The expression of total Stat3 and nuclear phosphorylated Stat3 (p-Stat3) was significantly decreased in Stat3 CKO cells in both normal and inflammatory microenvironment, confirming that Stat3 gene was effectively knocked out in osteoblasts of Stat3 CKO mice (*P<0.05, ***P<0.001) (Fig. 6B-C). The lack of Stat3 significantly suppressed the mRNA expression of Runx2, COL1A1, and OPN in osteoblasts (*P<0.05, **P<0.01, ***P<0.001) (Fig. 6 B-C)). The mRNA expression of RANKL in osteoblasts was increased while difference was not found in the expression of OPG, which was consistent with the in vivo data (*P<0.05) (Fig. 6D-E). The protein levels of osteogenic markers were also down-regulated in both normal and inflammatory microenvironment, compared with the control (*P<0.05, **P<0.01) (Fig. 5F-G).

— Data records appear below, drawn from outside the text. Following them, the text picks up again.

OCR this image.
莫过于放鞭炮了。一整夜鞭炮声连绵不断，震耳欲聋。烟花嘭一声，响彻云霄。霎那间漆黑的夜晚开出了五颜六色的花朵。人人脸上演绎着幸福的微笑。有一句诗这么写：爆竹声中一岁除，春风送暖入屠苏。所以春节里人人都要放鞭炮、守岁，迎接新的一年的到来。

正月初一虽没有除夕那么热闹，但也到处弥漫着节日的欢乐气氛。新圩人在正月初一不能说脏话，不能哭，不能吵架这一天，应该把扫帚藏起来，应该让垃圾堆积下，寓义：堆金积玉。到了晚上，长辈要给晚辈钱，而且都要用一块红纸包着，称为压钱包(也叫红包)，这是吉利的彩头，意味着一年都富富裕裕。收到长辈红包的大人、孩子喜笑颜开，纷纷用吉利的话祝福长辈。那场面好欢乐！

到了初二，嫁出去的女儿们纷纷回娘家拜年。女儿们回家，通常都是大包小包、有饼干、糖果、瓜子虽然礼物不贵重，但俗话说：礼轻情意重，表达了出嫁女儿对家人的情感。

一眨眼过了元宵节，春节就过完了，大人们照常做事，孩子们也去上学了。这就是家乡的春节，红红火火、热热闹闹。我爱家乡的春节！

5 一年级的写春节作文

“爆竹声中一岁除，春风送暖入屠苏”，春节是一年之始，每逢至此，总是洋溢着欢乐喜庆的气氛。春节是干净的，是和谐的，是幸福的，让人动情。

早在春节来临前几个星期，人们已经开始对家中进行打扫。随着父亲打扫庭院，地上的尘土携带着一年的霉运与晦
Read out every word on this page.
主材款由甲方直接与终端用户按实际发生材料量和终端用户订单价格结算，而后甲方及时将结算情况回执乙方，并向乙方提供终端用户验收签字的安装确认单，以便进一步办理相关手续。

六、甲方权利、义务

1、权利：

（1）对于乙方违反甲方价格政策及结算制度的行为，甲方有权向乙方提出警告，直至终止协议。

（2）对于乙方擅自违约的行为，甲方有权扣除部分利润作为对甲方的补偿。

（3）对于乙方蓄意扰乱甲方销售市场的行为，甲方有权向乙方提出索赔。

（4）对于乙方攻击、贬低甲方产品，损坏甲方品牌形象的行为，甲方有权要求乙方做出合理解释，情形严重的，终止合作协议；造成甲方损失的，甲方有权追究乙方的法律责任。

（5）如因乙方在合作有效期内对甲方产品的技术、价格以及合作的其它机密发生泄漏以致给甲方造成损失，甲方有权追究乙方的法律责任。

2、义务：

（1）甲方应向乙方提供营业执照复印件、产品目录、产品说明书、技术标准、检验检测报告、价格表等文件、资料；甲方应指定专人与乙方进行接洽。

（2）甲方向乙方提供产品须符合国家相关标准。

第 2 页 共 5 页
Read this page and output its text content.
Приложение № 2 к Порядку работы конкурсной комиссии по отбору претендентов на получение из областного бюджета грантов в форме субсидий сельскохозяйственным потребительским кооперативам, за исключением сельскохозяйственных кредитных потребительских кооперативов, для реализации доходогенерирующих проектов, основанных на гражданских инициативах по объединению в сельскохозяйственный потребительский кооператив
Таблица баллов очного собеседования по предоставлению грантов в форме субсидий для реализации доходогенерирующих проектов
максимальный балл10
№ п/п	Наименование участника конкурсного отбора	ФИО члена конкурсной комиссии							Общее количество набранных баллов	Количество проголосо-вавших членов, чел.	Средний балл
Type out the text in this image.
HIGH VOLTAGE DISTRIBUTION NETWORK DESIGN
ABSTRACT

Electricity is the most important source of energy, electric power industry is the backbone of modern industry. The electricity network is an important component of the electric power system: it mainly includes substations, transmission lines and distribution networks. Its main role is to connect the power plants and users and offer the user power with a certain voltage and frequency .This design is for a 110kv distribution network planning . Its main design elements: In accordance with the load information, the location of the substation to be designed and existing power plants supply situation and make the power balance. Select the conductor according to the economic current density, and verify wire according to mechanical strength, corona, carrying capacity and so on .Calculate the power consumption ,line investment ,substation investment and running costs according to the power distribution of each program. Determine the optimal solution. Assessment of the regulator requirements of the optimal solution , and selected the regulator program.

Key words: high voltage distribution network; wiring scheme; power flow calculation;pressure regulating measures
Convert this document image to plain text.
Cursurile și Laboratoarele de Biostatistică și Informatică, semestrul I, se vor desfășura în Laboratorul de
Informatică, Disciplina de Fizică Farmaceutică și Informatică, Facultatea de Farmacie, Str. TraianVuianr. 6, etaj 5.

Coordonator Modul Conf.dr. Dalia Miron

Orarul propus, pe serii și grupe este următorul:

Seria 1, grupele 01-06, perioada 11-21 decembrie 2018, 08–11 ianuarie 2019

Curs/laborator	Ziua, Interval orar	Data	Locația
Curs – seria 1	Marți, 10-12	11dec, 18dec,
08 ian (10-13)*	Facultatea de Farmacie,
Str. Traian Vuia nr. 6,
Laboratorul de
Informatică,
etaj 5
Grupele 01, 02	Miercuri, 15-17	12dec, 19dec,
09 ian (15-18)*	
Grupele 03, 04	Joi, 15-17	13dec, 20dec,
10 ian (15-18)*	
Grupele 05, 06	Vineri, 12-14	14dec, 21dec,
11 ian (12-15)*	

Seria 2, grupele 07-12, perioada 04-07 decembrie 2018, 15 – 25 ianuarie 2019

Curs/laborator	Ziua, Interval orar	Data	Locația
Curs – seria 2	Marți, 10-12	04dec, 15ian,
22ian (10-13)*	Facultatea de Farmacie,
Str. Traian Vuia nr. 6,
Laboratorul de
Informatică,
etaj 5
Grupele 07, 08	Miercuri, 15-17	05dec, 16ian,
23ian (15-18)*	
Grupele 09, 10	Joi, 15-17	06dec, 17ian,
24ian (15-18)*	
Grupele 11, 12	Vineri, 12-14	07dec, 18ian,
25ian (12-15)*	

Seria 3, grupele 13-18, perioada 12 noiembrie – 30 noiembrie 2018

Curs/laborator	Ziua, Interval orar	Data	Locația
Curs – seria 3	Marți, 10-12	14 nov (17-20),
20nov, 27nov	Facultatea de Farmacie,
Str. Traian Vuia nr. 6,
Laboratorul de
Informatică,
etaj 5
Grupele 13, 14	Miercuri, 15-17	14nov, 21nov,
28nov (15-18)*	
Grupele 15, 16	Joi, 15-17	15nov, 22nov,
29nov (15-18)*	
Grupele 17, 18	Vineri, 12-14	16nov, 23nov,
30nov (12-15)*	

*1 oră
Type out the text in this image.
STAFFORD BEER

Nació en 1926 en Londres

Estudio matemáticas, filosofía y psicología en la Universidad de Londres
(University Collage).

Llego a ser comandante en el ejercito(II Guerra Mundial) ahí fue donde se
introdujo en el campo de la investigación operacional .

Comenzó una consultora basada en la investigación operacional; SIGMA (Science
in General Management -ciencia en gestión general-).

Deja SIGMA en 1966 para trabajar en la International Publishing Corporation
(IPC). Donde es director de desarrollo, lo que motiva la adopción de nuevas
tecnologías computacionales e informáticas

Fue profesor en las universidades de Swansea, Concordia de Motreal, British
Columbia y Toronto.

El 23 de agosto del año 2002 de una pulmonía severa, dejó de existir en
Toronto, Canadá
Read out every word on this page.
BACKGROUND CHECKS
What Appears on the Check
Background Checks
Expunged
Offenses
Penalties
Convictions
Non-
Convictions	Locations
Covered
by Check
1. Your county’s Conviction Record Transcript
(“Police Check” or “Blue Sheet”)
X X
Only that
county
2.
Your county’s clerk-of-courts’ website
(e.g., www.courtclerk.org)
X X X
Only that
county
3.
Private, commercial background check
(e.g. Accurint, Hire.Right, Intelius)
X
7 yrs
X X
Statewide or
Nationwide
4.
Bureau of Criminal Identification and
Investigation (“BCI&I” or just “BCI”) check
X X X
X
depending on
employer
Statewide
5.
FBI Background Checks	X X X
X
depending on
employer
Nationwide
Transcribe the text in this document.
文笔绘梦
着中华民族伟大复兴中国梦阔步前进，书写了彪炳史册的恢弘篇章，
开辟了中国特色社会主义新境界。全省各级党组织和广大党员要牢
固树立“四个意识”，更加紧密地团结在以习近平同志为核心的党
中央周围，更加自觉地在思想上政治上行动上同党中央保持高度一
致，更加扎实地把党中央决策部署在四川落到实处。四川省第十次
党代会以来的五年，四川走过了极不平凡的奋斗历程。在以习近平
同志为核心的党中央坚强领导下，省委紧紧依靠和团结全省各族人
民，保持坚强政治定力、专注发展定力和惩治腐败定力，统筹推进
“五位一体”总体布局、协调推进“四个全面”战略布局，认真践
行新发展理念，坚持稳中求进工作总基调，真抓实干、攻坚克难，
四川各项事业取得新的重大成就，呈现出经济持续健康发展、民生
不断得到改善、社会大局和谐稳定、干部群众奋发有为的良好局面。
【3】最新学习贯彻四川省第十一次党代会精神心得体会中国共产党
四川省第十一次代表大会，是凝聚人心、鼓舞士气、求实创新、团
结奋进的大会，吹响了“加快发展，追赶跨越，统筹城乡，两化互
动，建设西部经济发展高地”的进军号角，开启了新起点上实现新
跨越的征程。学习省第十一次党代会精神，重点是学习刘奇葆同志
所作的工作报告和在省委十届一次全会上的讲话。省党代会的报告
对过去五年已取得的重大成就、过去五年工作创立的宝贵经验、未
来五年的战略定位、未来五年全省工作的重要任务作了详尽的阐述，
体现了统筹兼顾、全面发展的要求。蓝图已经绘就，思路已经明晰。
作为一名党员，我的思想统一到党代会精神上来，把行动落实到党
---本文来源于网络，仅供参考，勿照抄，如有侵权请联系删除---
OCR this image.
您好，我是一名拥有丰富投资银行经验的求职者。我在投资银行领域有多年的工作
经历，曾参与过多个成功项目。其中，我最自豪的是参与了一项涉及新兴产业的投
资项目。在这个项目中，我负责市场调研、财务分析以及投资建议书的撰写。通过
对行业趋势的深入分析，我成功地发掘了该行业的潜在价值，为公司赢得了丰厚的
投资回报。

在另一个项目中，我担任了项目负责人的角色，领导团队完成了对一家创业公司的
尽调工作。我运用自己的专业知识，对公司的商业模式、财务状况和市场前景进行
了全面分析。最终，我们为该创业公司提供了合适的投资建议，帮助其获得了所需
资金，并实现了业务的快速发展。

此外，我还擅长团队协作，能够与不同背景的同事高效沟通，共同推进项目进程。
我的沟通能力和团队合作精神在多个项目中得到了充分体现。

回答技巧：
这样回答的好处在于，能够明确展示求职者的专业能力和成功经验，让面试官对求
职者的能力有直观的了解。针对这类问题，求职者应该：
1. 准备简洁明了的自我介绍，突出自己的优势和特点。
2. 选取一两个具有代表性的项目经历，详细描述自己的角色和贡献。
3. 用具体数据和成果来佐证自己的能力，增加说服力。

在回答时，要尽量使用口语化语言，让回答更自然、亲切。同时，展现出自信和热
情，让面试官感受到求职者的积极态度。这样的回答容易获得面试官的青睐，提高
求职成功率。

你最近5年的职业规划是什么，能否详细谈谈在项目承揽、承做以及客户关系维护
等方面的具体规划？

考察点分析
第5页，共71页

6. The proliferation and migration of Stat3-dificient osteoblasts were inhibited in the inflammatory microenvironment
According to the EdU assay, fewer EdU positive cells were observed in Stat3 CKO group in both normal and inflammatory microenvironment (**P<0.01) (Fig. 7A, B). The number of migrated osteoblasts in the Stat3 CKO group was significantly decreased in normal microenvironment and further less in inflammatory microenvironment, compared with the control (***P<0.001) (Fig. 7C, D).